Trois facteurs limitent ses ambitions : La fragmentation du vote protestataire, capté aussi par de nouveaux mouvements issus de la jeunesse, l’absence d’alliance majeure avec les grands partis traditionnels, le cadre constitutionnel, qui rend toute restauration monarchique juridiquement complexe sans majorité qualifiée. En réalité, même en cas de progression, les monarchistes ne pourraient peser qu’en tant que force d’appoint dans une coalition fragile. Une restauration du trône paraît, à court terme, hautement improbable au Népal sans un profond bouleversement social qui irait dans ce sens.

 

 

L’ombre de l’Inde, une guerre d'influence avec la Chine

Les liens historiques entre la dynastie Shah et certains cercles nationalistes hindous indiens alimentent les spéculations. Le Bharatiya Janata Party (BJP), au pouvoir à New Delhi sous l’autorité du Premier ministre Narendra Modi, promeut une vision identitaire de l’État indien, ne cache pas sa volonté de voir la monarchie revenir au pouvoir et de damer le pion à son rival chinois. Une guerre d’influence dans les Népalais dont les frais.
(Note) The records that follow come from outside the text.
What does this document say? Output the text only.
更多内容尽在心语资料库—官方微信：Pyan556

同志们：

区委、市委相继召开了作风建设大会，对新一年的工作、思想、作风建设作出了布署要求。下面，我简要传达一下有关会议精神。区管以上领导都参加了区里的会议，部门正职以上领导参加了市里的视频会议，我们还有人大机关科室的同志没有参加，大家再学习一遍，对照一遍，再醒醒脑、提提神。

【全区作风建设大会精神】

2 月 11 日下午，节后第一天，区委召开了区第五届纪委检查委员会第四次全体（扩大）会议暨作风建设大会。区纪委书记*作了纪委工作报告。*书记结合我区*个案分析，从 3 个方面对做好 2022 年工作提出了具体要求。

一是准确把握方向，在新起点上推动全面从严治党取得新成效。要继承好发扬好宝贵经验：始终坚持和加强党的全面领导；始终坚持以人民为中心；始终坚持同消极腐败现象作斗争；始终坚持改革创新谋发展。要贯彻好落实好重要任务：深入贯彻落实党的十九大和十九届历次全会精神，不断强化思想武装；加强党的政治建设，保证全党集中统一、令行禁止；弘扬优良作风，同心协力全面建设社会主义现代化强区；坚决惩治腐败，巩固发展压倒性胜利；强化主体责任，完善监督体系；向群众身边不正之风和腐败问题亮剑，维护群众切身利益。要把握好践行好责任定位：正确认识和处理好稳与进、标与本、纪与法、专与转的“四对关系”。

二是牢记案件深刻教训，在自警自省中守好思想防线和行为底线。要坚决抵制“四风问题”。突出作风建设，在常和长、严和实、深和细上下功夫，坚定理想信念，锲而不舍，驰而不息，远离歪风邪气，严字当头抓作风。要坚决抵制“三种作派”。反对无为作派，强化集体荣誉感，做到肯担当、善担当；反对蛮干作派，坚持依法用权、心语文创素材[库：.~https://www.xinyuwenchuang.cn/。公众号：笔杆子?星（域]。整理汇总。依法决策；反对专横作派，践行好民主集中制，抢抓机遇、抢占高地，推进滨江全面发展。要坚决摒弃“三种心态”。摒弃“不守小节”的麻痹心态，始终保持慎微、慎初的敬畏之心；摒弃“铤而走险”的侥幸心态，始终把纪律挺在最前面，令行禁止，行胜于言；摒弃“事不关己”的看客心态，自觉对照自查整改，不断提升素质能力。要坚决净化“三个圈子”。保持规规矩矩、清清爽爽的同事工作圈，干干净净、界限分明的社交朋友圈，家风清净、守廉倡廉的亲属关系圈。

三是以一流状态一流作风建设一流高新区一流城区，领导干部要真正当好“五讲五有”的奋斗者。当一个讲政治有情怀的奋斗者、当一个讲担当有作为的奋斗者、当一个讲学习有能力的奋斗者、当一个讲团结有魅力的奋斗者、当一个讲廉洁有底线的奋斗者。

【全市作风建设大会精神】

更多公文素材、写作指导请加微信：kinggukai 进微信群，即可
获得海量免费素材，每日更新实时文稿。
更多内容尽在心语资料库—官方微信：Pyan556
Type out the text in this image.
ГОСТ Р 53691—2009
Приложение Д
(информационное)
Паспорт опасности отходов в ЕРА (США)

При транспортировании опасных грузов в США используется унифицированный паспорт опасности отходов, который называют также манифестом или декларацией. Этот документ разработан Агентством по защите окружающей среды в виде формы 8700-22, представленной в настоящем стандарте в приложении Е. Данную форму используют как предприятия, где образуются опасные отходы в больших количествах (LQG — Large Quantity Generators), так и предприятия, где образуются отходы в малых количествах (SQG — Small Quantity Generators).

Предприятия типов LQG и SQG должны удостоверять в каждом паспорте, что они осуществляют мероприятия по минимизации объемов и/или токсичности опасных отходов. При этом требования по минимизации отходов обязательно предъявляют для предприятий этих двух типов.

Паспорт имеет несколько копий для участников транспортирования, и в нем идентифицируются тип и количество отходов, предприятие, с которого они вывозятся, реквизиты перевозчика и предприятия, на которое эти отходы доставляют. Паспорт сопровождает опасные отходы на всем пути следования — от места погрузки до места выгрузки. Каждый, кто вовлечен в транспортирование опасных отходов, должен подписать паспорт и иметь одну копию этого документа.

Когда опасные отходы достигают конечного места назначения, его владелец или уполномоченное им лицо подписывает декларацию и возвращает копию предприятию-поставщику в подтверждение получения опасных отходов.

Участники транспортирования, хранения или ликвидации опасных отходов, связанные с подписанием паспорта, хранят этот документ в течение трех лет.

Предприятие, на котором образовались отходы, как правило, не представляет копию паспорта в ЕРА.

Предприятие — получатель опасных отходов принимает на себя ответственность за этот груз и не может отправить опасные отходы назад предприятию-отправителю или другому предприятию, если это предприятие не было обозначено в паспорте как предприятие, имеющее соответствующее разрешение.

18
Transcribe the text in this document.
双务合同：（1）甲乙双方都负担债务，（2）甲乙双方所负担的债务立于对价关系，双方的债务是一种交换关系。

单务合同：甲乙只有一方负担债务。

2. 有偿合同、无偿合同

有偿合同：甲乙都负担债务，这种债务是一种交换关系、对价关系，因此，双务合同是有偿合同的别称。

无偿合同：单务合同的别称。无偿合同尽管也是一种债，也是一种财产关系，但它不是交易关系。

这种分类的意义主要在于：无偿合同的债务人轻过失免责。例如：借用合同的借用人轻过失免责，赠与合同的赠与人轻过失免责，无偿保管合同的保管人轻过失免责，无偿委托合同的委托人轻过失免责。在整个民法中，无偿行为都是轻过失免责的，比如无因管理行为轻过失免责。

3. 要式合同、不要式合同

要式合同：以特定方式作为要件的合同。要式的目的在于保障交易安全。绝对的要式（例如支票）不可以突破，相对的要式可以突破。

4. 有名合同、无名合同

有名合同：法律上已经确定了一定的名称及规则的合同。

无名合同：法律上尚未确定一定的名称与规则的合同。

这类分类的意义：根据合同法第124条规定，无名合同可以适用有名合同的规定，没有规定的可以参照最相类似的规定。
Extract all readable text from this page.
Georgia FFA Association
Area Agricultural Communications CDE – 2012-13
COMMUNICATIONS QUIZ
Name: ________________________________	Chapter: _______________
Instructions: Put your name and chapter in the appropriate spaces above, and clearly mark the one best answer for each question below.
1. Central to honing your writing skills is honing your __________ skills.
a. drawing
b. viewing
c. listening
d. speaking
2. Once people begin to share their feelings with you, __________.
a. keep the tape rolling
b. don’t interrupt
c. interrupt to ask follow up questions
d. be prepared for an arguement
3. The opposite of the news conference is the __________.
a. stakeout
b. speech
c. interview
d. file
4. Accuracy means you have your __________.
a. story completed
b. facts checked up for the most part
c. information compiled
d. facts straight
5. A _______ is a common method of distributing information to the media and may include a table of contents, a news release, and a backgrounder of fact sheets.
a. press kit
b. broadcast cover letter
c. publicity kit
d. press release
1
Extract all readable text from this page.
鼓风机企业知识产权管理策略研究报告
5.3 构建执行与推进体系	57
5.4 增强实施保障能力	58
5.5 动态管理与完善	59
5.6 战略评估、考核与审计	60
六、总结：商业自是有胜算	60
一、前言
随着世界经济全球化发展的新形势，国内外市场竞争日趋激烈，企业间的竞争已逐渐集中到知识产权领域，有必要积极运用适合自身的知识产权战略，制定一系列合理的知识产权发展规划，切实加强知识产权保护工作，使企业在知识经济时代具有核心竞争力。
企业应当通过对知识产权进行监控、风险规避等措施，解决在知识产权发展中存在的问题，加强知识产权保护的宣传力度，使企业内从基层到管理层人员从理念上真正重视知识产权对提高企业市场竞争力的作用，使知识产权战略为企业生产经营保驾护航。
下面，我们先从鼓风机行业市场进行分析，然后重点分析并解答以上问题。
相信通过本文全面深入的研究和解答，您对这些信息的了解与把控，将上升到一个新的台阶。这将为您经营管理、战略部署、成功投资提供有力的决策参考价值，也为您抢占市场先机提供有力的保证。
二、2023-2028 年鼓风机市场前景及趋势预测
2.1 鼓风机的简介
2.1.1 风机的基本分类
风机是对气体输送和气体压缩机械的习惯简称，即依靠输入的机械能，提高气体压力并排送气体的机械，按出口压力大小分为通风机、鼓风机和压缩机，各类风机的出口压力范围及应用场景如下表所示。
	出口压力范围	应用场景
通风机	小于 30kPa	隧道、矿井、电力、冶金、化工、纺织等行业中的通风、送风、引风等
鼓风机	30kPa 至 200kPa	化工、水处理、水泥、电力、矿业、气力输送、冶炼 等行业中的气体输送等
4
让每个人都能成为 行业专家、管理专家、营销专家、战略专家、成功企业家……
Pourtant, selon CK Lal, New Delhi soutiendra d’abord les « gagnants », c’est-à-dire les détenteurs du pouvoir. « L’Inde sait que la monarchie n’a pratiquement aucune influence réelle aujourd’hui », estime-t-il. Gyanendra Bir Bikram Shah n’a jamais officiellement repris le combat politique. Mais ses apparitions publiques, ses messages solennels et ses voyages privés, ses rencontres avec de hautes personnalités indiennes entretiennent le doute sur ses réelles ambitions. Il n’a pas perdu de sa superbe, rassemble encore sous son nom qui provoque de vastes bains de foule dans chaque ville.

Dans un Népal coincé « comme une igname entre deux rochers » — selon la formule du roi unificateur Prithvi Narayan Shah au XVIIIe siècle — la tentation d’un arbitre au-dessus de la mêlée ressurgit à chaque crise. Ce 5 mars dira si cette nostalgie se transforme en dynamique électorale. À ce stade, la monarchie semble davantage un levier symbolique qu’une alternative institutionnelle crédible. Mais dans un pays en quête de stabilité, l’histoire, parfois, ne renonce jamais tout à fait à ses retours.